To achieve reliable isolation of the gas inflow into the well, it was necessary to carry out repair and sealing operations to limit the gas inflow in the inter-packer (behind casing) intervals, which corresponded to 1729–1874, 1877–2021, 2024–2145, 1302–1430 and 1433–1578 m. However, there was a risk of reducing the oil flow rate due to the productive reservoir potentially clogging. According to the well logging results, the main gas inflow occurred at the interval of 1840–1850 m. As for other intervals, gas produced through them just accumulated in the wellbore. Consequently, the engineers at Messoyakhaneftegaz JSC decided not to isolate the intervals of 2024–2145 m (toe part) and 1302–1430 m, 1433–1578 m (heel part).
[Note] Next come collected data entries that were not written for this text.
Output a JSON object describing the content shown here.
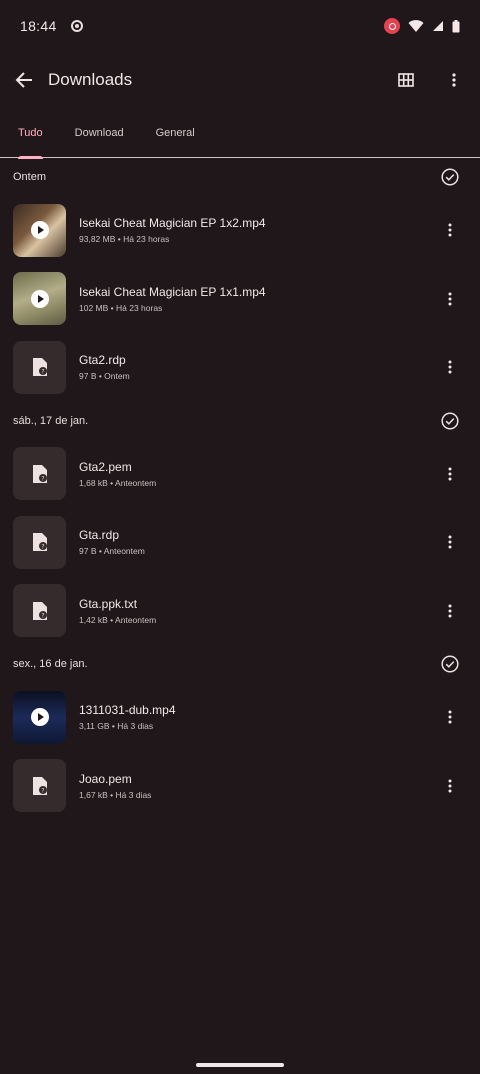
{
  "status_bar": {
    "time": "18:44"
  },
  "app_bar": {
    "title": "Downloads"
  },
  "tabs": [
    {
      "label": "Tudo",
      "active": true
    },
    {
      "label": "Download",
      "active": false
    },
    {
      "label": "General",
      "active": false
    }
  ],
  "sections": [
    {
      "header": "Ontem",
      "items": [
        {
          "name": "Isekai Cheat Magician EP 1x2.mp4",
          "meta": "93,82 MB • Há 23 horas",
          "type": "video"
        },
        {
          "name": "Isekai Cheat Magician EP 1x1.mp4",
          "meta": "102 MB • Há 23 horas",
          "type": "video"
        },
        {
          "name": "Gta2.rdp",
          "meta": "97 B • Ontem",
          "type": "file"
        }
      ]
    },
    {
      "header": "sáb., 17 de jan.",
      "items": [
        {
          "name": "Gta2.pem",
          "meta": "1,68 kB • Anteontem",
          "type": "file"
        },
        {
          "name": "Gta.rdp",
          "meta": "97 B • Anteontem",
          "type": "file"
        },
        {
          "name": "Gta.ppk.txt",
          "meta": "1,42 kB • Anteontem",
          "type": "file"
        }
      ]
    },
    {
      "header": "sex., 16 de jan.",
      "items": [
        {
          "name": "1311031-dub.mp4",
          "meta": "3,11 GB • Há 3 dias",
          "type": "video"
        },
        {
          "name": "Joao.pem",
          "meta": "1,67 kB • Há 3 dias",
          "type": "file"
        }
      ]
    }
  ],
  "colors": {
    "background": "#1f1719",
    "accent": "#ffb1c4"
  }
}
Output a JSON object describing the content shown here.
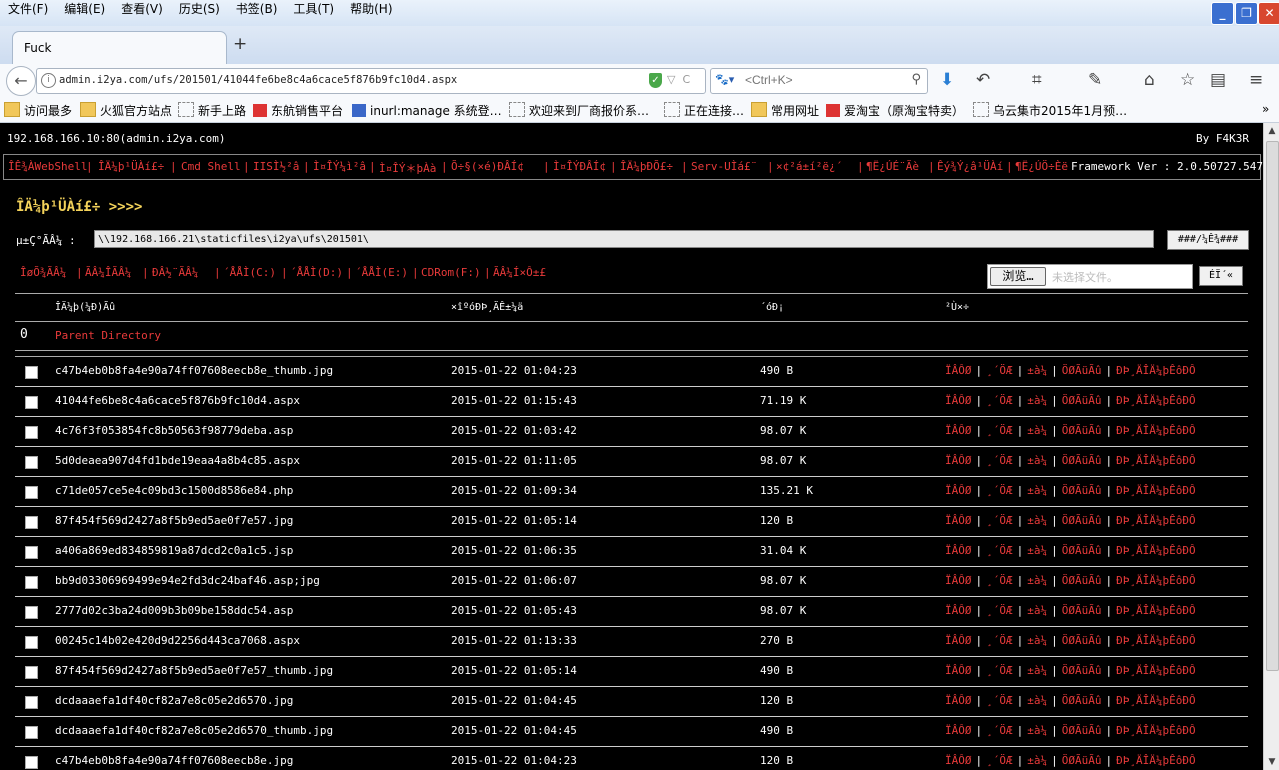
{
  "browser": {
    "menu": [
      "文件(F)",
      "编辑(E)",
      "查看(V)",
      "历史(S)",
      "书签(B)",
      "工具(T)",
      "帮助(H)"
    ],
    "tab_title": "Fuck",
    "new_tab": "+",
    "url": "admin.i2ya.com/ufs/201501/41044fe6be8c4a6cace5f876b9fc10d4.aspx",
    "search_engine": "百度",
    "search_placeholder": "<Ctrl+K>",
    "bookmarks": [
      "访问最多",
      "火狐官方站点",
      "新手上路",
      "东航销售平台",
      "inurl:manage 系统登…",
      "欢迎来到厂商报价系…",
      "正在连接…",
      "常用网址",
      "爱淘宝（原淘宝特卖）",
      "乌云集市2015年1月预…"
    ]
  },
  "shell": {
    "host": "192.168.166.10:80(admin.i2ya.com)",
    "author": "By F4K3R",
    "nav": [
      "ÎÊ¾ÀWebShell",
      "ÎÄ¼þ¹ÜÀí£÷",
      "Cmd Shell",
      "IISÌ½²â",
      "Ì¤ÎÝ¼ì²â",
      "Ì¤ÎÝ＊þÀà",
      "Õ÷§(×é)ÐÂÍ¢",
      "Ì¤ÎÝÐÂÍ¢",
      "ÎÄ¼þÐÕ£÷",
      "Serv-UÌá£¨",
      "×¢²á±í²ë¿´",
      "¶Ë¿ÚÉ¨Ãè",
      "Êý¾Ý¿â¹ÜÀí",
      "¶Ë¿ÚÖ÷Èë"
    ],
    "framework": "Framework Ver : 2.0.50727.5472",
    "title": "ÎÄ¼þ¹ÜÀí£÷ >>>>",
    "path_label": "µ±Ç°ÃÂ¼ :",
    "path_value": "\\\\192.168.166.21\\staticfiles\\i2ya\\ufs\\201501\\",
    "go_label": "###/¼Ê¾###",
    "drives": [
      "ÎøÕ¾ÃÂ¼",
      "ÃÂ¼ÎÃÂ¼",
      "ÐÂ½¨ÃÂ¼",
      "´ÅÅÌ(C:)",
      "´ÅÅÌ(D:)",
      "´ÅÅÌ(E:)",
      "CDRom(F:)",
      "ÃÂ¼Í×Ô±£"
    ],
    "browse_label": "浏览…",
    "no_file": "未选择文件。",
    "upload_label": "ÉÏ´«",
    "columns": [
      "ÎÄ¼þ(¼Ð)Ãû",
      "×îºóÐÞ¸ÄÊ±¼ä",
      "´óÐ¡",
      "²Ù×÷"
    ],
    "parent_dir": "Parent Directory",
    "actions": [
      "ÏÂÔØ",
      "¸´ÖÆ",
      "±à¼",
      "ÖØÃüÃû",
      "ÐÞ¸ÄÎÄ¼þÊôÐÔ"
    ],
    "files": [
      {
        "name": "c47b4eb0b8fa4e90a74ff07608eecb8e_thumb.jpg",
        "date": "2015-01-22 01:04:23",
        "size": "490 B"
      },
      {
        "name": "41044fe6be8c4a6cace5f876b9fc10d4.aspx",
        "date": "2015-01-22 01:15:43",
        "size": "71.19 K"
      },
      {
        "name": "4c76f3f053854fc8b50563f98779deba.asp",
        "date": "2015-01-22 01:03:42",
        "size": "98.07 K"
      },
      {
        "name": "5d0deaea907d4fd1bde19eaa4a8b4c85.aspx",
        "date": "2015-01-22 01:11:05",
        "size": "98.07 K"
      },
      {
        "name": "c71de057ce5e4c09bd3c1500d8586e84.php",
        "date": "2015-01-22 01:09:34",
        "size": "135.21 K"
      },
      {
        "name": "87f454f569d2427a8f5b9ed5ae0f7e57.jpg",
        "date": "2015-01-22 01:05:14",
        "size": "120 B"
      },
      {
        "name": "a406a869ed834859819a87dcd2c0a1c5.jsp",
        "date": "2015-01-22 01:06:35",
        "size": "31.04 K"
      },
      {
        "name": "bb9d03306969499e94e2fd3dc24baf46.asp;jpg",
        "date": "2015-01-22 01:06:07",
        "size": "98.07 K"
      },
      {
        "name": "2777d02c3ba24d009b3b09be158ddc54.asp",
        "date": "2015-01-22 01:05:43",
        "size": "98.07 K"
      },
      {
        "name": "00245c14b02e420d9d2256d443ca7068.aspx",
        "date": "2015-01-22 01:13:33",
        "size": "270 B"
      },
      {
        "name": "87f454f569d2427a8f5b9ed5ae0f7e57_thumb.jpg",
        "date": "2015-01-22 01:05:14",
        "size": "490 B"
      },
      {
        "name": "dcdaaaefa1df40cf82a7e8c05e2d6570.jpg",
        "date": "2015-01-22 01:04:45",
        "size": "120 B"
      },
      {
        "name": "dcdaaaefa1df40cf82a7e8c05e2d6570_thumb.jpg",
        "date": "2015-01-22 01:04:45",
        "size": "490 B"
      },
      {
        "name": "c47b4eb0b8fa4e90a74ff07608eecb8e.jpg",
        "date": "2015-01-22 01:04:23",
        "size": "120 B"
      }
    ]
  }
}
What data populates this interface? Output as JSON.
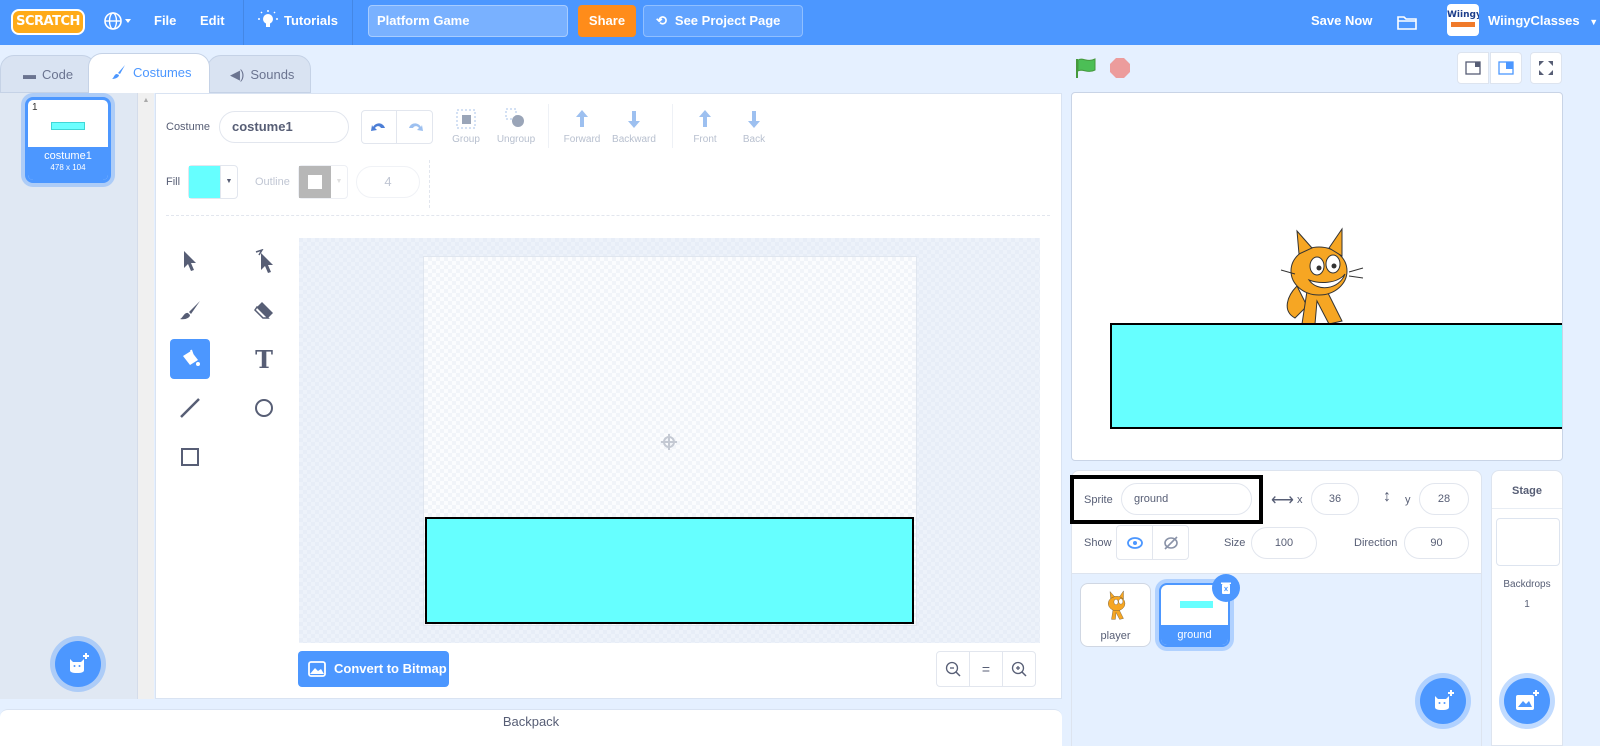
{
  "menubar": {
    "logo": "SCRATCH",
    "file": "File",
    "edit": "Edit",
    "tutorials": "Tutorials",
    "project_title": "Platform Game",
    "share": "Share",
    "see_project_page": "See Project Page",
    "save_now": "Save Now",
    "username": "WiingyClasses",
    "avatar_text": "Wiingy"
  },
  "tabs": [
    {
      "label": "Code",
      "icon": "code-icon"
    },
    {
      "label": "Costumes",
      "icon": "brush-icon",
      "active": true
    },
    {
      "label": "Sounds",
      "icon": "speaker-icon"
    }
  ],
  "costumes": [
    {
      "index": "1",
      "name": "costume1",
      "size": "478 x 104",
      "selected": true
    }
  ],
  "paint_editor": {
    "costume_label": "Costume",
    "costume_name": "costume1",
    "fill_label": "Fill",
    "fill_color": "#66ffff",
    "outline_label": "Outline",
    "outline_width": "4",
    "actions": {
      "group": "Group",
      "ungroup": "Ungroup",
      "forward": "Forward",
      "backward": "Backward",
      "front": "Front",
      "back": "Back"
    },
    "tools": [
      "select",
      "reshape",
      "brush",
      "eraser",
      "fill",
      "text",
      "line",
      "circle",
      "rectangle"
    ],
    "active_tool": "fill",
    "convert_button": "Convert to Bitmap",
    "zoom_reset": "="
  },
  "backpack": {
    "label": "Backpack"
  },
  "sprite_info": {
    "sprite_label": "Sprite",
    "sprite_name": "ground",
    "x_label": "x",
    "x_value": "36",
    "y_label": "y",
    "y_value": "28",
    "show_label": "Show",
    "size_label": "Size",
    "size_value": "100",
    "direction_label": "Direction",
    "direction_value": "90"
  },
  "sprites": [
    {
      "name": "player",
      "selected": false
    },
    {
      "name": "ground",
      "selected": true
    }
  ],
  "stage_panel": {
    "title": "Stage",
    "backdrops_label": "Backdrops",
    "backdrops_count": "1"
  },
  "colors": {
    "accent": "#4c97ff",
    "share": "#ff8c1a",
    "ground_fill": "#66ffff",
    "flag": "#4cbf56",
    "stop": "#ec9c9c"
  }
}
In order to minimize the risk of oil production loss, the repair and sealing operations were carried out specifically to limit the maximum gas inflow (42%), corresponding to the inter-packer interval of 1729–1874 m. However, after isolating that interval only, there remained a risk of gas breakthrough from the gas cap through other untreated intervals identified by logging. The parameters of the well before the workover were as follows: Qliq—8.7 m
3/day, Qoil—8.0 t/day, watercut—2.6%, Qg.c.—56393 m
3/day, GOR—7045 m
3/t, well liquid level—628 m, bottomhole pressure Pbottom—36.9 atm. The chemical treatment, similar to the treatments previously conducted on wells W1 and W2, was carried out in a single stage. The design of this operation is detailed in
Table 8.
Well W3 was commissioned on 22 August 2023 with the following parameters: Qliq—15 m3/day, Qoil—12 t/day, watercut—15.3%, Qg.c.—3901 m3/day, Hdyn—676 m, Pbottom—37.5 atm.
Table 9 shows that as a result of gas shutoff, the flow rates of liquid and oil increased from 8.7 and 8.0 t/day to 12.6 and 10.1 t/day, respectively, while the watercut slightly increased: from 2.6 to 15%. The inflow of gas from the gas cap significantly decreased, but it began to rapidly grow after 2 September 2023 and amounted to 53,716 m
3/day on 21 September 2023, i.e., it actually reached the gas flow rate value before the workover.
It seems that either the gas quickly bypassed the created gel screen and reached the neighboring intervals where gas inflow was also partially observed (according to the logging data) or it possibly broke through a leaky casing packer. These assumptions are also supported by that fact the breakthrough interval was close to the casing packer, i.e., the bypass distance was small.